Glenn Kessler reports from Moscow as he accompanies Secretary of State Condoleezza Rice:
Before North Korea announced it had detonated a nuclear device, some senior officials even said they were quietly rooting for a test, believing that would finally clarify the debate within the administration.

Tuesday, October 24, 2006

Dark Dynasty snuffs out another light


Saw no reason to run a tox screen of any kind?

Damn, this is the Bush family after all.

Officer struck by Bush's cousin dies - USATODAY.com:

NEW HAVEN, Conn. (AP) — A police officer died Saturday, four days after being struck by a sport-utility vehicle driven by a federal judge, the mayor said.

Officer Dan Picagli, a 17-year veteran of the force, was hit while directing traffic in the rain Tuesday night. He had been wearing a black raincoat and a reflective vest.

The SUV was driven by John M. Walker Jr., a senior judge on the 2nd U.S. Circuit Court of Appeals in New York, who maintains court chambers in New Haven.
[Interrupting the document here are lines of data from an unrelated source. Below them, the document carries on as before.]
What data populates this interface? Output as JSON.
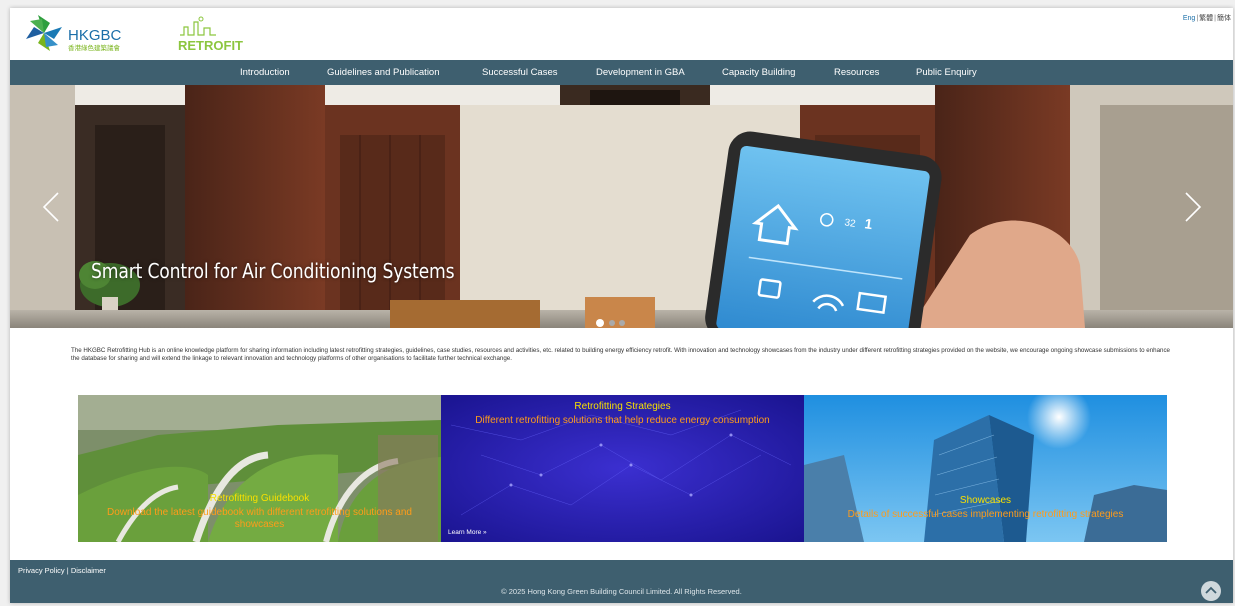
{
  "header": {
    "logo_text": "HKGBC",
    "logo_chinese": "香港綠色建築議會",
    "logo_retrofit": "RETROFIT",
    "lang_eng": "Eng",
    "lang_sep": "|",
    "lang_trad": "繁體",
    "lang_simp": "簡体"
  },
  "nav": {
    "items": [
      {
        "label": "Introduction"
      },
      {
        "label": "Guidelines and Publication"
      },
      {
        "label": "Successful Cases"
      },
      {
        "label": "Development in GBA"
      },
      {
        "label": "Capacity Building"
      },
      {
        "label": "Resources"
      },
      {
        "label": "Public Enquiry"
      }
    ]
  },
  "hero": {
    "caption": "Smart Control for Air Conditioning Systems",
    "phone_temp": "32",
    "phone_date": "1"
  },
  "intro": {
    "text": "The HKGBC Retrofitting Hub is an online knowledge platform for sharing information including latest retrofitting strategies, guidelines, case studies, resources and activities, etc. related to building energy efficiency retrofit.  With innovation and technology showcases from the industry under different retrofitting strategies provided on the website, we encourage ongoing showcase submissions to enhance the database for sharing and will extend the linkage to relevant innovation and technology platforms of other organisations to facilitate further technical exchange."
  },
  "tiles": [
    {
      "title": "Retrofitting Guidebook",
      "subtitle": "Download the latest guidebook with different retrofitting solutions and showcases"
    },
    {
      "title": "Retrofitting Strategies",
      "subtitle": "Different retrofitting solutions that help reduce energy consumption",
      "link": "Learn More »"
    },
    {
      "title": "Showcases",
      "subtitle": "Details of successful cases implementing retrofitting strategies"
    }
  ],
  "footer": {
    "privacy": "Privacy Policy",
    "sep": "|",
    "disclaimer": "Disclaimer",
    "copyright": "© 2025 Hong Kong Green Building Council Limited. All Rights Reserved."
  },
  "colors": {
    "nav_bg": "#3e5f6f",
    "tile_title": "#f7e000",
    "tile_sub": "#ff9c1a",
    "brand_green": "#7ab51d",
    "brand_blue": "#1a7ab5"
  },
  "icons": [
    "retrofit-skyline-icon",
    "chevron-left-icon",
    "chevron-right-icon",
    "arrow-up-icon"
  ]
}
He was leaving work when the accident happened, police said.

No charges have been filed.

Seriously Misspoken. (Seriously deranged).


Then there is always the fact that the war in Iraq is a splendid success for Bush's and Cheney's pals in the business of war profiteering, and they are telling the truth as they see it, or is that too cynical for, even,, them?

Seriously Misspoken - washingtonpost.com:

The truth is that 'the job,' to the extent that Bush has been able to define it, almost certainly will never get done. The question is how many more American and Iraqi lives will be lost before the president admits it, drops all the bluster and acknowledges what Americans already know: 'I made a mistake.'

God only knows how many more soldiers will have to give their lives for Bush's ego, inflated and fragmented though it may be. It will probably take a little waterboarding to make those three words come out of the preznit's mouth.

Rummy, the scapegoat. Not much longer?


Looks like Rummy may decide to leave of his own accord, after the midterms.

If Sally Quinn is predicting it, there is plenty of talk about in DC. I would bet on that.

But here's the $64,000 question: Who the hell will Bush get to take the job of cleaning up the mess? Maybe one of 41's old gang?

Guess we'll see how Junior is doing with his Oedipal issues.

Rummy's Other Role - washingtonpost.com:

Don Rumsfeld is the shrewdest person in Washington. He understands better than anyone that somebody has to be in line to take the blame when things go wrong. So far he has been willing to do so. But not much longer.